NIMBY is a huge problem in parts of California and other states, and it's one of the factors that makes housing so scarce.
Exactly.
In most places, developers can build up to what a location is zoned for. In SF, everything requires neighborhood approval, which quickly devolves to political approval.
Here in SF, the building regulations and political rancor surrounding development are so severe that we added fewer than 300 housing units per year for a long while, all while the economy expanded.
The new political balance on the Board of Supervisors is pro-development, so cranes have been popping up all over. If things continue on the current path, the number of housing units in San Francisco will increase by over 10% across the next 7 years.

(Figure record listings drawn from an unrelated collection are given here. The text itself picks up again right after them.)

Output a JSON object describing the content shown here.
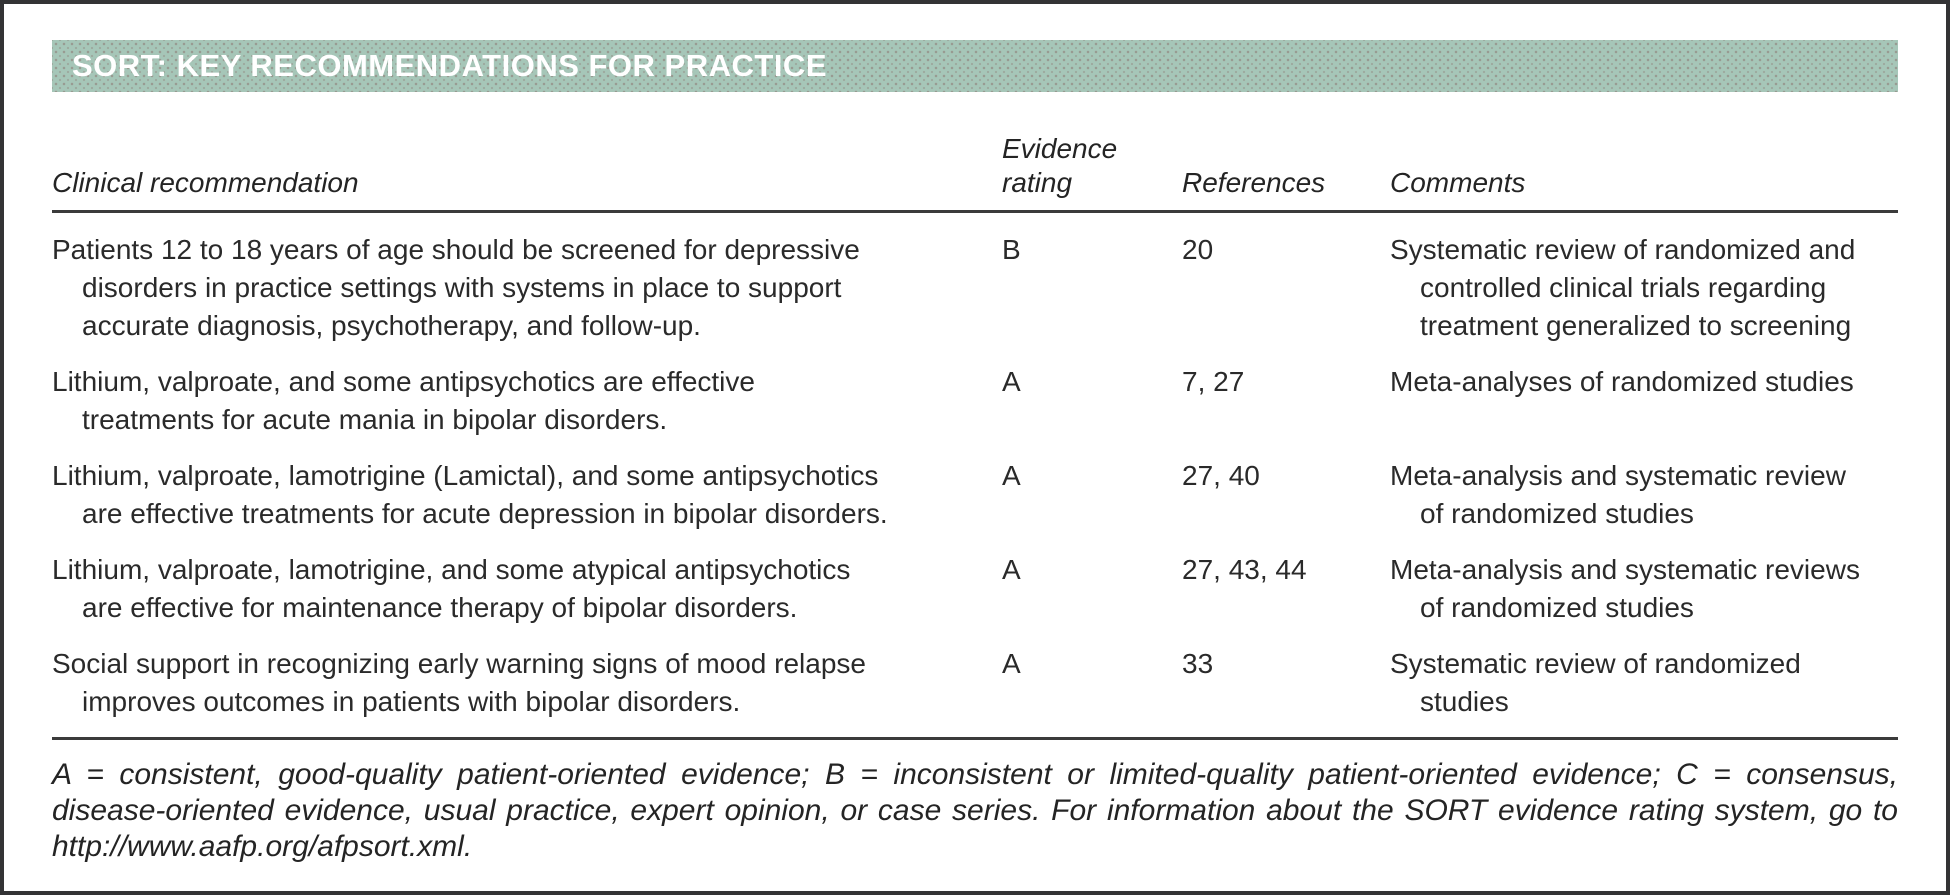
{
  "figure": {
    "title": "SORT: KEY RECOMMENDATIONS FOR PRACTICE",
    "columns": {
      "recommendation": "Clinical recommendation",
      "rating": "Evidence\nrating",
      "references": "References",
      "comments": "Comments"
    },
    "rows": [
      {
        "recommendation": "Patients 12 to 18 years of age should be screened for depressive\ndisorders in practice settings with systems in place to support\naccurate diagnosis, psychotherapy, and follow-up.",
        "rating": "B",
        "references": "20",
        "comments": "Systematic review of randomized and\ncontrolled clinical trials regarding\ntreatment generalized to screening"
      },
      {
        "recommendation": "Lithium, valproate, and some antipsychotics are effective\ntreatments for acute mania in bipolar disorders.",
        "rating": "A",
        "references": "7, 27",
        "comments": "Meta-analyses of randomized studies"
      },
      {
        "recommendation": "Lithium, valproate, lamotrigine (Lamictal), and some antipsychotics\nare effective treatments for acute depression in bipolar disorders.",
        "rating": "A",
        "references": "27, 40",
        "comments": "Meta-analysis and systematic review\nof randomized studies"
      },
      {
        "recommendation": "Lithium, valproate, lamotrigine, and some atypical antipsychotics\nare effective for maintenance therapy of bipolar disorders.",
        "rating": "A",
        "references": "27, 43, 44",
        "comments": "Meta-analysis and systematic reviews\nof randomized studies"
      },
      {
        "recommendation": "Social support in recognizing early warning signs of mood relapse\nimproves outcomes in patients with bipolar disorders.",
        "rating": "A",
        "references": "33",
        "comments": "Systematic review of randomized\nstudies"
      }
    ],
    "footnote": "A = consistent, good-quality patient-oriented evidence; B = inconsistent or limited-quality patient-oriented evidence; C = consensus, disease-oriented evidence, usual practice, expert opinion, or case series. For information about the SORT evidence rating system, go to http://www.aafp.org/afpsort.xml.",
    "colors": {
      "header_bar": "#a6c6b8",
      "rule": "#3b3b3b",
      "text": "#2a2a2a",
      "title_text": "#ffffff"
    }
  }
}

However, for this upcoming election, SF's only contested race is a blast-from-the-past anti-development guy against a slightly weak pro-development Supervisor. If the balance of power on the Board of Supervisors changes, anti-development is in again.
One more note: Economists keep saying that rich homeowners keep development out in order to inflate their property values. That's not the case in the bay area. Here, representatives of poor people (or folks who claim to be so) oppose new housing on the theory that rich people would move into it.
Then all the poor people get priced out. So the activists get more admant that there be no new housing, lest rich people move in. Vicious cycle.
Know what else is on the ballot this time? A ban on new housing in one of SF's most popular neighborhoods. Sigh.